Conflict and forgiveness

Lesson powerpoint here

Student experience of conflict.

  • Students in groups of 3 or 4. Ask them to write down examples of how they come in to conflict with others: peers, family, teachers.
  • Ask students to identify what causes the conflict, what form the conflict takes (argument, fist fight etc) and how (if at all) it is resolved.
  • Feed back examples to class as a whole. What are the main strategies that students have for resolving conflict? Do they work (in other words, does the conflict go away)?


  • One of the main reasons that attempts to resolve conflict actually escalate the conflict, is that people attack the person, rather than what the person has done e.g. “you’re such a ****” rather than “you didn’t take out the rubbish, like you promised.” Another mistake is to make sweeping statements like “you are always doing this” or “you never do what I ask.” Another reason is to try to make the person feel bad for doing wrong, rather than work together for a solution.
    One solution to these mistakes, is to use the DEAL method of resolving a conflict. The 4 steps are: 1. Describe what has happened; 2. Explain how it makes you feel; 3. Ask for a change in behaviour; 4. List the benefits the change will bring to your relationship. Of course, for this to work, you need to hear the other side and be prepared to come to a compromise.
  • Ask students to role play the DEAL technique with one of the 6 sources of conflict on the slides.

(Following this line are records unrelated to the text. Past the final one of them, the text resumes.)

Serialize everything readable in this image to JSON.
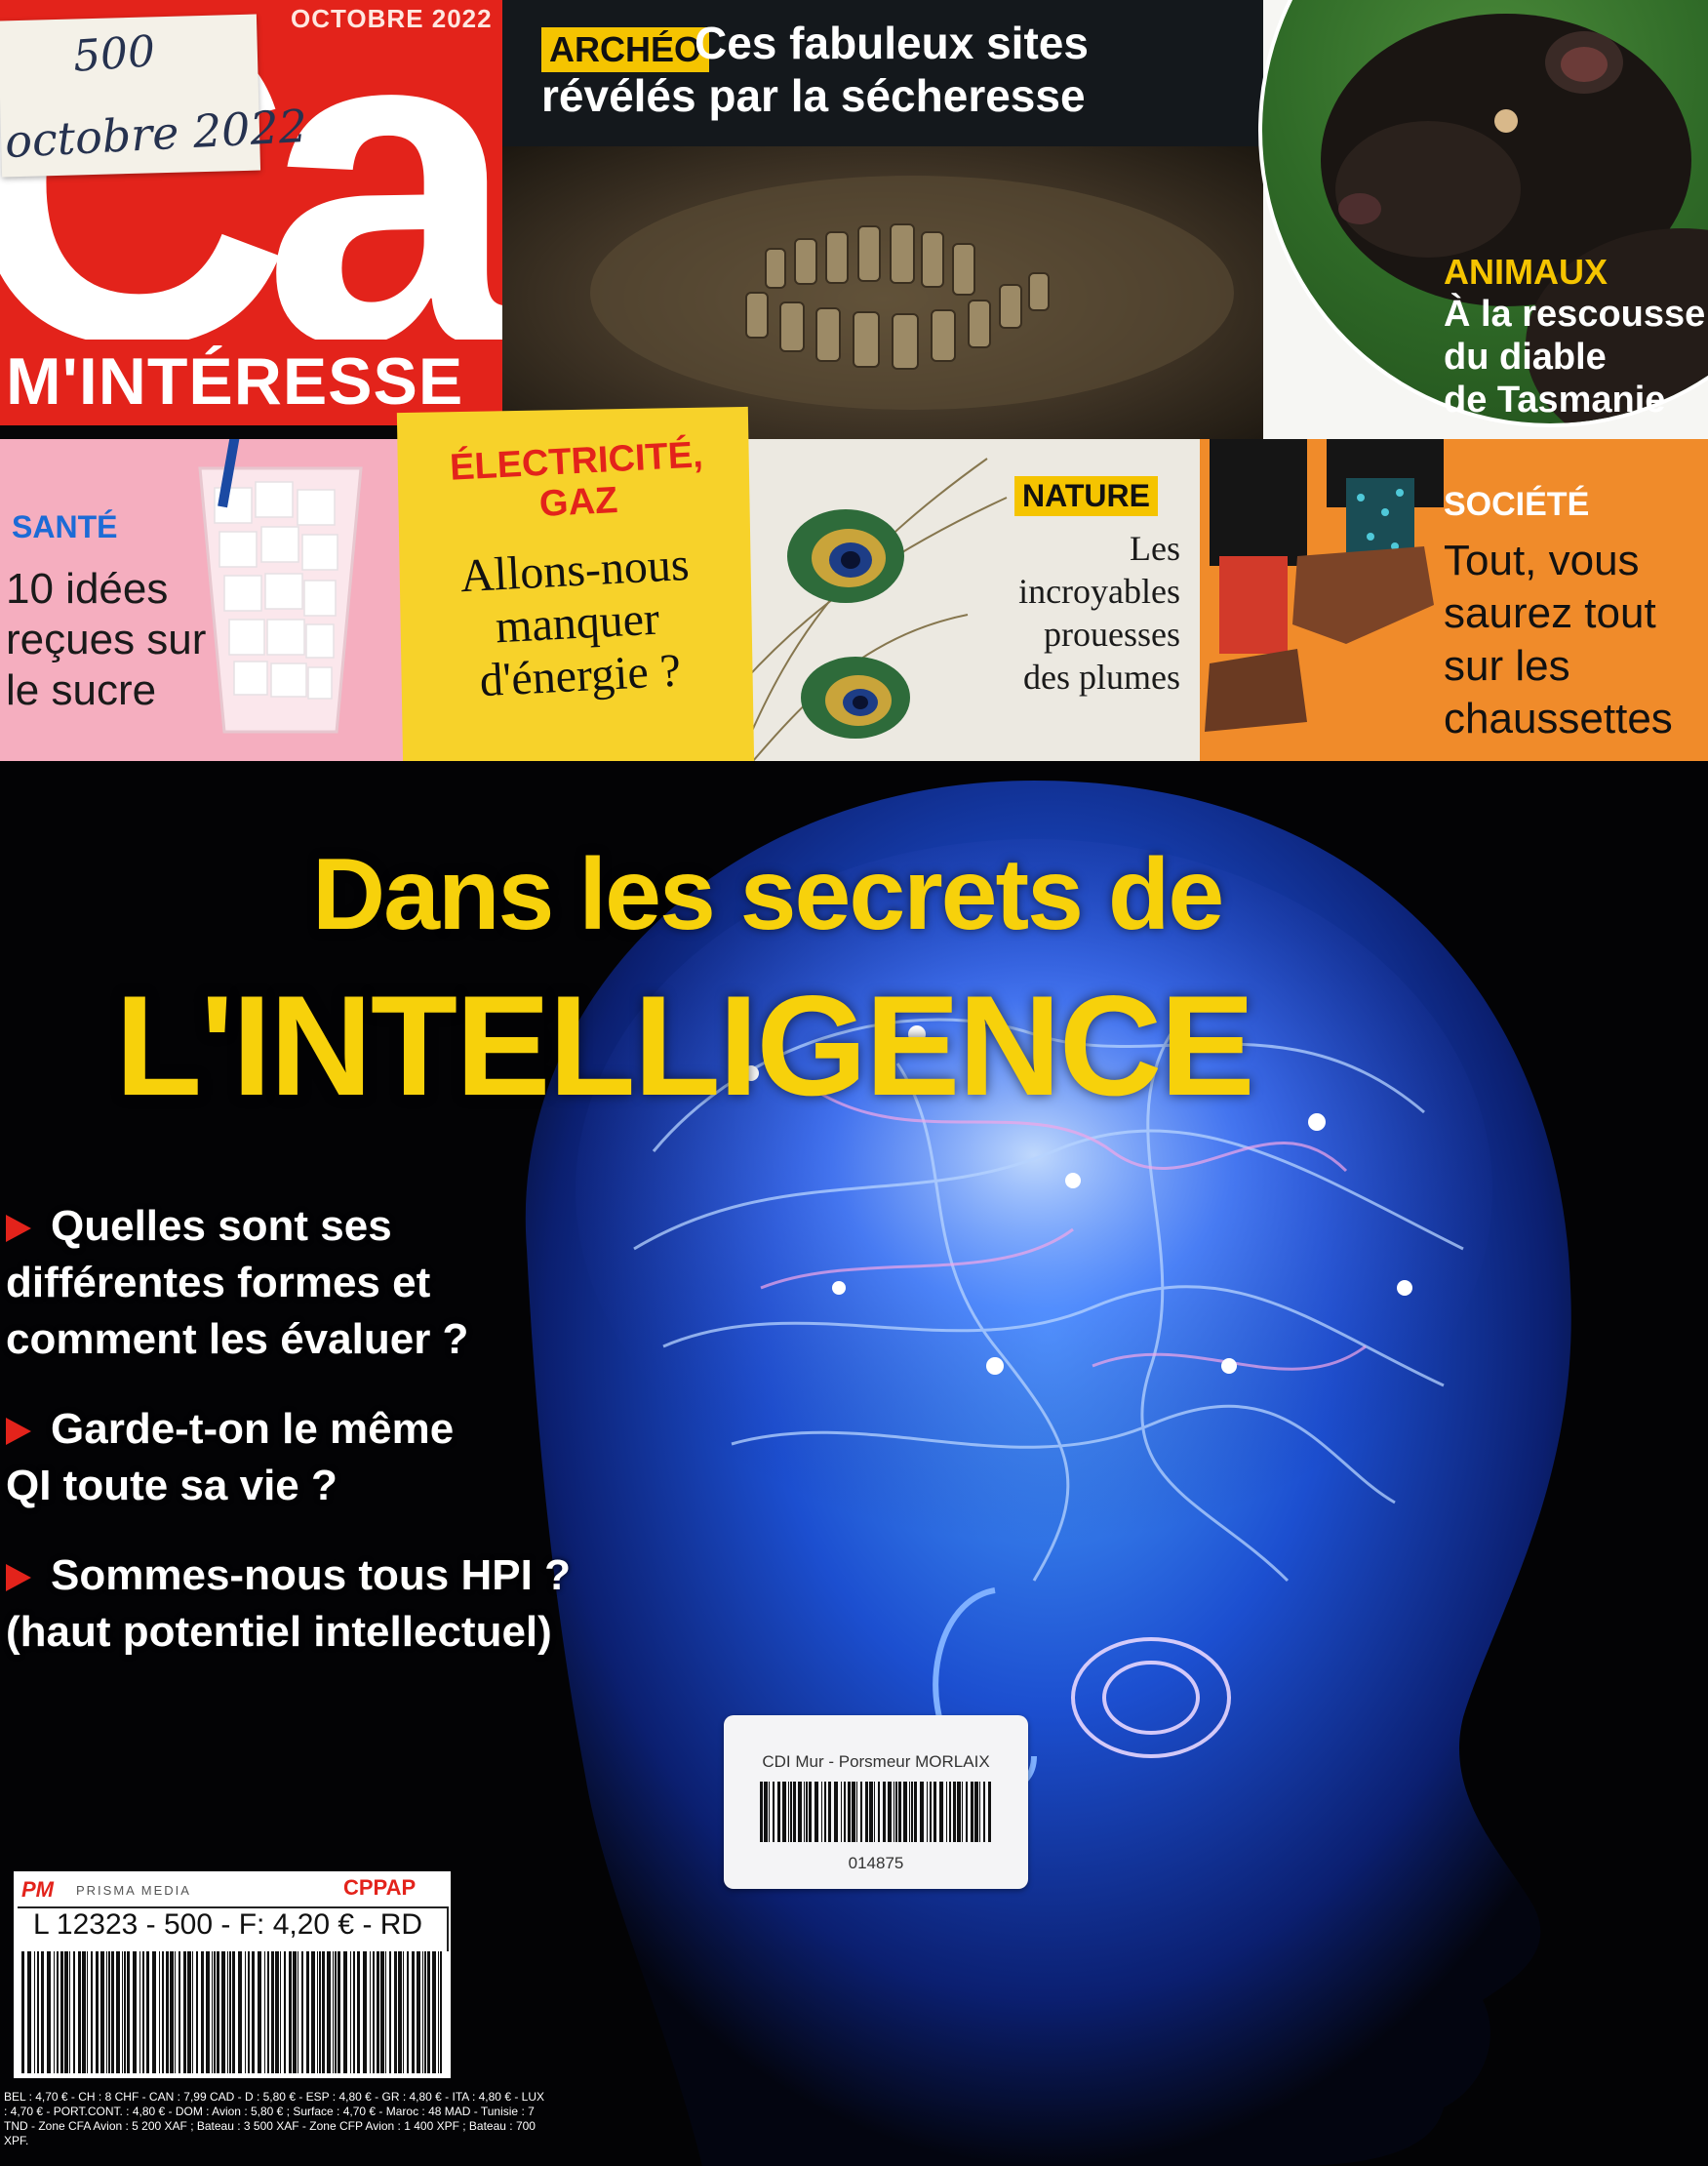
{
  "magazine": {
    "logo_letters": "Ça",
    "logo_sub": "M'INTÉRESSE",
    "issue_date": "OCTOBRE 2022"
  },
  "sticker": {
    "line1": "500",
    "line2": "octobre 2022"
  },
  "archeo": {
    "tag": "ARCHÉO",
    "title_line1": "Ces fabuleux sites",
    "title_line2": "révélés par la sécheresse"
  },
  "animaux": {
    "tag": "ANIMAUX",
    "lines": [
      "À la rescousse",
      "du diable",
      "de Tasmanie"
    ]
  },
  "sante": {
    "tag": "SANTÉ",
    "lines": [
      "10 idées",
      "reçues sur",
      "le sucre"
    ]
  },
  "electricite": {
    "tag_lines": [
      "ÉLECTRICITÉ,",
      "GAZ"
    ],
    "lines": [
      "Allons-nous",
      "manquer",
      "d'énergie ?"
    ]
  },
  "nature": {
    "tag": "NATURE",
    "lines": [
      "Les",
      "incroyables",
      "prouesses",
      "des plumes"
    ]
  },
  "societe": {
    "tag": "SOCIÉTÉ",
    "lines": [
      "Tout, vous",
      "saurez tout",
      "sur les",
      "chaussettes"
    ]
  },
  "headline": {
    "line1": "Dans les secrets de",
    "line2": "L'INTELLIGENCE"
  },
  "bullets": [
    {
      "lines": [
        "Quelles sont ses",
        "différentes formes et",
        "comment les évaluer ?"
      ]
    },
    {
      "lines": [
        "Garde-t-on le même",
        "QI toute sa vie ?"
      ]
    },
    {
      "lines": [
        "Sommes-nous tous HPI ?",
        "(haut potentiel intellectuel)"
      ]
    }
  ],
  "cdi_label": {
    "title": "CDI Mur - Porsmeur MORLAIX",
    "number": "014875"
  },
  "publisher_box": {
    "logo": "PM",
    "name": "PRISMA MEDIA",
    "cppap": "CPPAP",
    "price_line": "L 12323 - 500 - F: 4,20 € - RD"
  },
  "price_list": {
    "text": "BEL : 4,70 € - CH : 8 CHF - CAN : 7,99 CAD - D : 5,80 € - ESP : 4,80 € - GR : 4,80 € - ITA : 4,80 € - LUX : 4,70 € - PORT.CONT. : 4,80 € - DOM : Avion : 5,80 € ; Surface : 4,70 € - Maroc : 48 MAD - Tunisie : 7 TND - Zone CFA Avion : 5 200 XAF ; Bateau : 3 500 XAF - Zone CFP Avion : 1 400 XPF ; Bateau : 700 XPF."
  },
  "colors": {
    "brand_red": "#e3231b",
    "headline_yellow": "#f7d10b",
    "tag_yellow": "#f5c400",
    "sante_pink": "#f5aebf",
    "societe_orange": "#f08b2a"
  }
}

Restorative approaches and forgiveness.

  • Play students the video looking at restorative practices and forgiveness in Northern Ireland.
  • Ask students what they think of Gerry Adams’ meeting with Alan McBride. What is different about this conversation? Could they do what Alan McBride has done?
  • Ask students to look again at the 6 sources of conflict in groups of 3 (or 4). Ask them to role play using a restorative approach, where one person plays the victim, one person the offender and one person the ‘facilitator’ of the restorative conversation. Ask them to work through the restorative questions on the slide.
  • What do students think about taking restorative approaches to resolving conflict? Could it work with very serious crimes/harm like rape or murder? (It does and perhaps they could research examples on the internet, e.g. the truth and reconciliation commission in South Africa or the restorative meetings after the genocide in Rwanda).

Prep: ask students to attempt to resolve a conflict using the methods they have encountered this lesson and write about their experiences.